The problem isn't occasional escapism. It's when escapism becomes your only strategy. When you're constantly avoiding instead of processing. When you can't sit with uncomfortable feelings at all. When your "self-care" routine is really just a list of ways to numb out.

That's when it stops being helpful and starts being harmful.

What to Do Instead

If you've noticed that your self-care isn't actually making you feel better, here's what can help:

  • Get honest about what you're avoiding. You don't have to deal with it immediately. But you do need to acknowledge it. Name it. Stop pretending it's not there.

  • Start small with things that actually help. Not things that feel easy or comfortable. Things that genuinely support you. Drinking water. Moving your body. Talking to someone. Doing one thing you've been putting off.

  • Notice how you feel after. Not during. After. Does this activity leave you feeling more capable or more depleted? More grounded or more scattered? More like yourself or further away from yourself?

  • Give yourself permission to feel uncomfortable. Self-care doesn't mean you never feel bad. It means you're taking care of yourself even when things are hard. Sometimes, especially when things are hard.

  • Stop trying to do self-care perfectly. There's no perfect way to take care of yourself. You're going to mess up. You're going to escape sometimes when you meant to recharge. That's human. The goal isn't perfection. It's awareness.

Getting Support

If you're stuck in a cycle where nothing you do makes you feel better, if you're constantly escaping and can't seem to stop, or if you don't even know what taking care of yourself would look like anymore, therapy can help.

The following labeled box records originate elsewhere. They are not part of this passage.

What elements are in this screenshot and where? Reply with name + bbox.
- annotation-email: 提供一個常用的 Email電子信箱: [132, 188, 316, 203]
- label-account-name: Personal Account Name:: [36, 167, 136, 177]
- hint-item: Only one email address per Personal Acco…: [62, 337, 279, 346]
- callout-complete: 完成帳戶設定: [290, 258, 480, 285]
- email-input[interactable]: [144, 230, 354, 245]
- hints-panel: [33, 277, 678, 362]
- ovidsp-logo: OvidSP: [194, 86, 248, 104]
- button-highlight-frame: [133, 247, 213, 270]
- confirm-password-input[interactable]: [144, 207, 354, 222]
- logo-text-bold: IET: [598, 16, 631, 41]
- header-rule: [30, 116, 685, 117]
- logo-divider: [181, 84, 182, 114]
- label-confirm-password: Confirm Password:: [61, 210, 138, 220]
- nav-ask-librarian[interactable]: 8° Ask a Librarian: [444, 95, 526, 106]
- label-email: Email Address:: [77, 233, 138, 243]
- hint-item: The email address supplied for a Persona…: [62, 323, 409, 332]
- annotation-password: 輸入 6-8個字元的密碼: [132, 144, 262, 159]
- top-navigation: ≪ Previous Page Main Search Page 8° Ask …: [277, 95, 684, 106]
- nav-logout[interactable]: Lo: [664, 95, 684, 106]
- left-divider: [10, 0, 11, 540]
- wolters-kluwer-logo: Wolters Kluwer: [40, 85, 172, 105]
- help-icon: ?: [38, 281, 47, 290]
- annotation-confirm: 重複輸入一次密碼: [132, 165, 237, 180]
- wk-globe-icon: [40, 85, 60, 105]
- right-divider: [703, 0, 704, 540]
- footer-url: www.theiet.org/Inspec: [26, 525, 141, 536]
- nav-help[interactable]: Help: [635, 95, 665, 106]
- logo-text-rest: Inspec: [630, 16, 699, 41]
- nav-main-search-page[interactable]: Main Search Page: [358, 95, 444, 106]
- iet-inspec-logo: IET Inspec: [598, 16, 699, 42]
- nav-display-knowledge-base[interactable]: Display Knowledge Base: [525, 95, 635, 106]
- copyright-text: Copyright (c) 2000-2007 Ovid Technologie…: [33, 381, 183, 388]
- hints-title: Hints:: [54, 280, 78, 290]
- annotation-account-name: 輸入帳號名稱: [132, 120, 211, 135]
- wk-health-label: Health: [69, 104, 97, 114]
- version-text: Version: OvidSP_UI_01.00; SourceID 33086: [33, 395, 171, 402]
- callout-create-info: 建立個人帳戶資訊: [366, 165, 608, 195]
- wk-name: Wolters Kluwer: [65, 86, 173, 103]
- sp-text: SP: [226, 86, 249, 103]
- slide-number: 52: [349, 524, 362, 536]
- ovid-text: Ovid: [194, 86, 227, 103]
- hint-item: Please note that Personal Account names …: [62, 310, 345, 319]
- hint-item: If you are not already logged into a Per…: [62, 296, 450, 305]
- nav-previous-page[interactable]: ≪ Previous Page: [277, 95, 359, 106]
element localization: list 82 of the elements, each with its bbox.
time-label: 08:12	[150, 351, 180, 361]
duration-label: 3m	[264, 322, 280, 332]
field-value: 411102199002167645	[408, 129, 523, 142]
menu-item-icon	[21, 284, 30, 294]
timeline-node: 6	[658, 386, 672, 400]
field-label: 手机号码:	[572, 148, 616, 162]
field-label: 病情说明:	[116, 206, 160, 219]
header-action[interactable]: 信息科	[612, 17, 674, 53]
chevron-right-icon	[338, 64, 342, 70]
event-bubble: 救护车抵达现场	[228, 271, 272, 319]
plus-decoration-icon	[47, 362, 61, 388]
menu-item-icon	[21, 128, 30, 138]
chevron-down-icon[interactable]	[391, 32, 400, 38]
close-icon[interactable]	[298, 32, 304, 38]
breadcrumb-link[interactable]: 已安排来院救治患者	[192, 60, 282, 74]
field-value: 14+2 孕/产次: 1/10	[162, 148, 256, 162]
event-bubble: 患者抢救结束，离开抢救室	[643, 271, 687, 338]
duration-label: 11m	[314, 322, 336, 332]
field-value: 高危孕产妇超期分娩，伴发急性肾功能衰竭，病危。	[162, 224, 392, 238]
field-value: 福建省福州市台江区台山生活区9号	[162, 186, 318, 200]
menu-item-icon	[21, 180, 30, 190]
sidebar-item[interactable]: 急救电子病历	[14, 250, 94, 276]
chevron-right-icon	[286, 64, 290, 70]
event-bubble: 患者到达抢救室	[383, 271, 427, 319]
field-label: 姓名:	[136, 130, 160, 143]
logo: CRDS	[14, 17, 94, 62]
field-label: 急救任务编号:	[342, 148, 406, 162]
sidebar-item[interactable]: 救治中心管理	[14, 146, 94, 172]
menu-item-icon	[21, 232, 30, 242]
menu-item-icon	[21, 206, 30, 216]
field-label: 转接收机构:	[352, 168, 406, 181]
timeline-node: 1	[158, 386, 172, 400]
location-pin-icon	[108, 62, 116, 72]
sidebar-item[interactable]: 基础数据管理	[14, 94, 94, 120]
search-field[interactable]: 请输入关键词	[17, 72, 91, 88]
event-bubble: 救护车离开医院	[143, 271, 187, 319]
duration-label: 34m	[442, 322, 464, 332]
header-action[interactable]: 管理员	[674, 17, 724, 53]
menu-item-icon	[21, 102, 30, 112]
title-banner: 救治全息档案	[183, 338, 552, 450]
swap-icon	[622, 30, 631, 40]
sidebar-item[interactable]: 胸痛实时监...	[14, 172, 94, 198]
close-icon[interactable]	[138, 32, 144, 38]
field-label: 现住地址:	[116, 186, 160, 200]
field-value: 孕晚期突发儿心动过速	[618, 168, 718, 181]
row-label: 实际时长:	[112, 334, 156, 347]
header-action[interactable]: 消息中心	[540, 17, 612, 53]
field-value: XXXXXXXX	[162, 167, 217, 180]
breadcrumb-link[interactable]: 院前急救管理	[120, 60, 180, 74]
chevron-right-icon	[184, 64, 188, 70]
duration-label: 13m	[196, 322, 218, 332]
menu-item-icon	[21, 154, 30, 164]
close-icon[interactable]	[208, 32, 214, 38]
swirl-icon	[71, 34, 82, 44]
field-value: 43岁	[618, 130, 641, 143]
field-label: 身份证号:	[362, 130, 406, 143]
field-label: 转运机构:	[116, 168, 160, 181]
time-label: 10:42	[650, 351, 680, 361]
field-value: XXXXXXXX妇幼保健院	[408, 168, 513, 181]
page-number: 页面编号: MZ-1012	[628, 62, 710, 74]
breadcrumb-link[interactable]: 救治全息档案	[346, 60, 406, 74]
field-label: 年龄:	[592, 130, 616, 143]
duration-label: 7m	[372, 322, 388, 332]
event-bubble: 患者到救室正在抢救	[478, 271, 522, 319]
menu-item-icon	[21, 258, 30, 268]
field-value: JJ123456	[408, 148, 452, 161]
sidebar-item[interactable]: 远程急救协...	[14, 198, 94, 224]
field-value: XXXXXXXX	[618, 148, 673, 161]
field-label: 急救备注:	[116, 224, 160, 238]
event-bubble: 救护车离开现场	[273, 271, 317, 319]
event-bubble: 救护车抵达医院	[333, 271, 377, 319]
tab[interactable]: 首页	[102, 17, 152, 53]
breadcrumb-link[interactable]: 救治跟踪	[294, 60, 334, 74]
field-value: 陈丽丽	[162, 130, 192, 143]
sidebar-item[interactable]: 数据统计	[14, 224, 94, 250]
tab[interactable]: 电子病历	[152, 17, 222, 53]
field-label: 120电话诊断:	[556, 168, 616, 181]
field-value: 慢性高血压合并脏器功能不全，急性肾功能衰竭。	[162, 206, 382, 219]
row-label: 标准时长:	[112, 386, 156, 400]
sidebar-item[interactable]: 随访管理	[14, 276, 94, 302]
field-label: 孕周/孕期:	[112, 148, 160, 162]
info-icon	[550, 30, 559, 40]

At Walk With Me Counseling Center, we work with people across Illinois through online therapy and virtual counseling who are trying to figure out the difference between self-care and avoidance. Our therapists are culturally responsive and can help you understand what you're actually avoiding and develop coping strategies that genuinely support you instead of just numbing you out.

We offer free 15-minute consultations so you can talk through what's going on and see if therapy feels like the right support. Many people use insurance to make therapy more accessible, and we work with BCBS PPO and Aetna PPO.

Self-care isn't supposed to be another thing you fail at. It's supposed to help. And if it's not helping, that's information. It means something needs to shift. And you don't have to figure out what that is alone.

Taking care of yourself isn't about doing everything right. It's about being honest with yourself about what you actually need. Even when that's uncomfortable. Even when it's hard. That's the kind of self-care that actually makes a difference.